The Renegades are a syndicate of prodigies—humans with extraordinary abilities—who emerged from the ruins of a crumbled society and established peace and order where chaos reigned. As champions of justice, they remain a symbol of hope and courage to everyone...except the villains they once overthrew.
Nova has a reason to hate the Renegades, and she is on a mission for vengeance. As she gets closer to her target, she meets Adrian, a Renegade boy who believes in justice—and in Nova. But Nova's allegiance is to a villain who has the power to end them both.
Disclaimer: I received a free copy of this book in exchange for an honest review. This has not changed my opinion in any way
At the beginning of this year, I read Heartless by Marissa Meyer – a book about the Queen of Hearts from Alice in Wonderland. I, unfortunately, didn’t love it. But there was a little light at the end of the tunnel because Marissa was writing another book. One about superheroes and villains, something that was more up my alley than AiW. I was lucky enough to snatch a copy off of NetGalley and started reading it almost immediately.
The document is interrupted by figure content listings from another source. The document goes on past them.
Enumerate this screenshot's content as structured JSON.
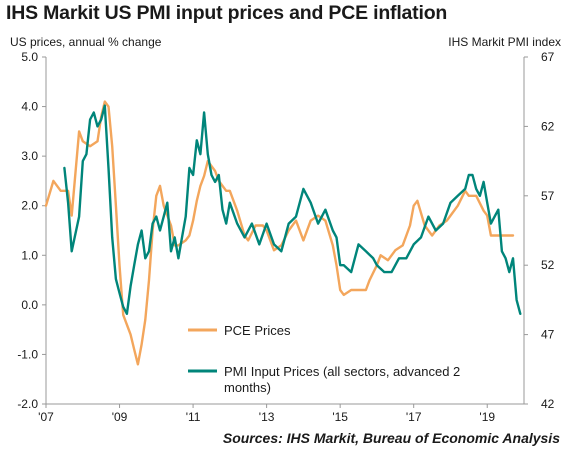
{
  "chart_data": {
    "type": "line",
    "title": "IHS Markit US PMI input prices and PCE inflation",
    "left_axis": {
      "label": "US prices, annual % change",
      "range": [
        -2.0,
        5.0
      ],
      "ticks": [
        "5.0",
        "4.0",
        "3.0",
        "2.0",
        "1.0",
        "0.0",
        "-1.0",
        "-2.0"
      ]
    },
    "right_axis": {
      "label": "IHS Markit PMI index",
      "range": [
        42,
        67
      ],
      "ticks": [
        "67",
        "62",
        "57",
        "52",
        "47",
        "42"
      ]
    },
    "x_axis": {
      "range": [
        2007.0,
        2020.0
      ],
      "ticks": [
        "'07",
        "'09",
        "'11",
        "'13",
        "'15",
        "'17",
        "'19"
      ]
    },
    "grid": false,
    "legend_placement": "bottom-center",
    "source": "Sources: IHS Markit, Bureau of Economic Analysis",
    "series": [
      {
        "name": "PCE Prices",
        "axis": "left",
        "color": "#f3a65c",
        "x": [
          2007.0,
          2007.2,
          2007.4,
          2007.6,
          2007.7,
          2007.9,
          2008.0,
          2008.2,
          2008.4,
          2008.5,
          2008.6,
          2008.7,
          2008.8,
          2008.9,
          2009.0,
          2009.1,
          2009.3,
          2009.4,
          2009.5,
          2009.6,
          2009.7,
          2009.8,
          2009.9,
          2010.0,
          2010.1,
          2010.2,
          2010.4,
          2010.5,
          2010.6,
          2010.8,
          2010.9,
          2011.0,
          2011.1,
          2011.2,
          2011.3,
          2011.4,
          2011.5,
          2011.6,
          2011.7,
          2011.8,
          2011.9,
          2012.0,
          2012.2,
          2012.4,
          2012.5,
          2012.7,
          2012.9,
          2013.0,
          2013.2,
          2013.4,
          2013.6,
          2013.8,
          2014.0,
          2014.2,
          2014.4,
          2014.6,
          2014.8,
          2014.9,
          2015.0,
          2015.1,
          2015.3,
          2015.5,
          2015.7,
          2015.8,
          2016.0,
          2016.1,
          2016.3,
          2016.5,
          2016.7,
          2016.9,
          2017.0,
          2017.1,
          2017.3,
          2017.5,
          2017.7,
          2017.9,
          2018.0,
          2018.2,
          2018.4,
          2018.5,
          2018.7,
          2018.9,
          2019.0,
          2019.1,
          2019.3,
          2019.5,
          2019.7
        ],
        "values": [
          2.0,
          2.5,
          2.3,
          2.3,
          1.8,
          3.5,
          3.3,
          3.2,
          3.3,
          3.8,
          4.1,
          4.0,
          3.2,
          2.0,
          0.8,
          -0.2,
          -0.6,
          -0.9,
          -1.2,
          -0.8,
          -0.3,
          0.5,
          1.5,
          2.2,
          2.4,
          2.0,
          1.6,
          1.2,
          1.2,
          1.3,
          1.4,
          1.7,
          2.1,
          2.4,
          2.6,
          2.9,
          2.8,
          2.7,
          2.5,
          2.4,
          2.3,
          2.3,
          1.9,
          1.4,
          1.3,
          1.6,
          1.6,
          1.5,
          1.1,
          1.2,
          1.5,
          1.7,
          1.3,
          1.7,
          1.8,
          1.7,
          1.2,
          0.8,
          0.3,
          0.2,
          0.3,
          0.3,
          0.3,
          0.5,
          0.8,
          1.0,
          0.9,
          1.1,
          1.2,
          1.6,
          2.0,
          2.1,
          1.6,
          1.4,
          1.6,
          1.7,
          1.8,
          2.0,
          2.3,
          2.2,
          2.2,
          1.9,
          1.8,
          1.4,
          1.4,
          1.4,
          1.4
        ]
      },
      {
        "name": "PMI Input Prices (all sectors, advanced 2 months)",
        "axis": "right",
        "color": "#00857a",
        "x": [
          2007.5,
          2007.6,
          2007.7,
          2007.9,
          2008.0,
          2008.1,
          2008.2,
          2008.3,
          2008.4,
          2008.5,
          2008.6,
          2008.7,
          2008.8,
          2008.9,
          2009.0,
          2009.1,
          2009.2,
          2009.3,
          2009.4,
          2009.5,
          2009.6,
          2009.7,
          2009.8,
          2009.9,
          2010.0,
          2010.1,
          2010.2,
          2010.3,
          2010.4,
          2010.5,
          2010.6,
          2010.7,
          2010.8,
          2010.9,
          2011.0,
          2011.1,
          2011.2,
          2011.3,
          2011.4,
          2011.5,
          2011.6,
          2011.7,
          2011.8,
          2011.9,
          2012.0,
          2012.2,
          2012.4,
          2012.6,
          2012.8,
          2013.0,
          2013.2,
          2013.4,
          2013.6,
          2013.8,
          2014.0,
          2014.2,
          2014.4,
          2014.6,
          2014.8,
          2014.9,
          2015.0,
          2015.1,
          2015.3,
          2015.5,
          2015.7,
          2015.9,
          2016.0,
          2016.2,
          2016.4,
          2016.6,
          2016.8,
          2017.0,
          2017.2,
          2017.4,
          2017.6,
          2017.8,
          2018.0,
          2018.2,
          2018.4,
          2018.5,
          2018.6,
          2018.7,
          2018.8,
          2018.9,
          2019.0,
          2019.1,
          2019.2,
          2019.3,
          2019.4,
          2019.5,
          2019.6,
          2019.7,
          2019.8,
          2019.9
        ],
        "values": [
          59.0,
          56.5,
          53.0,
          55.5,
          59.5,
          60.0,
          62.5,
          63.0,
          62.0,
          62.5,
          63.5,
          59.0,
          54.0,
          51.0,
          50.0,
          49.0,
          48.5,
          50.5,
          52.0,
          53.5,
          54.5,
          52.5,
          53.0,
          55.0,
          55.5,
          54.5,
          55.5,
          56.5,
          53.0,
          54.0,
          52.5,
          54.0,
          55.5,
          59.0,
          58.5,
          61.0,
          60.0,
          63.0,
          60.0,
          58.5,
          58.0,
          58.5,
          56.0,
          55.0,
          56.5,
          55.0,
          54.0,
          55.0,
          53.5,
          55.0,
          53.5,
          53.0,
          55.0,
          55.5,
          57.5,
          56.5,
          55.0,
          56.0,
          54.5,
          54.0,
          52.0,
          52.0,
          51.5,
          53.5,
          53.0,
          52.5,
          52.0,
          51.5,
          51.5,
          52.5,
          52.5,
          53.5,
          54.0,
          55.5,
          54.5,
          55.0,
          56.5,
          57.0,
          57.5,
          58.5,
          58.5,
          57.5,
          57.0,
          58.0,
          56.5,
          55.0,
          55.5,
          56.0,
          53.0,
          52.5,
          51.5,
          52.5,
          49.5,
          48.5
        ]
      }
    ]
  }
}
Renegades tells us two sides of the story. On one side, we have Nova – an Anarchist, hellbent on taking revenge on the Renegades for abandoning her family when they needed them the most. On the other side, there’s Adrian, a Renegade and the son of an original Council member. He’s determined to find out who killed his mother and how the villain called Nightmare is involved in all this.
I was a little bit scared that I wasn’t going to love this book. I mean I love superheroes and villains, Marvel is one of my favourite things of all time, what could possibly go wrong? Luckily, I realised soon enough that this book was going to be amazing. I found it difficult to put down and I actually stayed up hours after my bedtime to finish the last couple of chapters because they were so thrilling.
Marissa’s writing was just great, it really sucked me into the story and got me to love these characters from the start already. What helped, of course, were the amazing characters. I loved Nova almost immediately, and Adrian grew on me quickly as I was reading. I also really liked Adrian’s team members, Ruby and Oscar (and there was also another girl whose alias was Monarch, but she wasn’t in the book as much). As for the villains, while I thought they were cool, I didn’t really love them. Ingrid was a great villain and liked the mysterious Phobia, but other than that I guess they weren’t in the book enough for me to get to know them.
What I loved most of all was that the characters weren’t all black and white. Often with superhero movies it’s like ‘this guy is the bad guy, look at how bad he is’ and ‘this is the hero, look at how heroic he is’, I loved that this book was full of ‘grey’ characters. Also there was plenty of diversity, if that’s what you’re looking for in a book, but it’s not really ‘in your face’ diversity, if you get what I mean (it didn’t feel like it was written for the sake of having diversity but just because… I don’t know how to explain it? )
Personally, I thought this book reminded me a bit of the Mutants from Marvel. You have the Prodigies, the people with powers, and those without. Normal humans used to fear and hate the Prodigies. Now, they are seen as heroes, though there are still some people who hate/fear them. The main villain reminded me a lot of Magneto (he wanted people to leave the Prodigies alone, to let them live in peace), he even had a helmet! This was partly why I love this book so so much! View Spoiler »There was one little bit that I had predicted when I was maybe two/thirds through the book? I’m not sure if that’s because authors get more predictable or if I’m getting more perceptive, but I guessed the cliffhanger long before it was actually revealed. Still, that little bit didn’t keep me from enjoying this book front to back! « Hide Spoiler
In the end, I definitely loved Renegades so much, and I recommend it to people who love Marvel and DC. I also obviously recommend it if you loved Marissa Meyer’s Lunar Chronicles and Heartless. (Also if you were disappointed by Heartless, try this book. Really, try it). I’ve already ordered a physical copy for myself, which I don’t often do after I’ve read a digital copy, but I need this book in my hands. Now.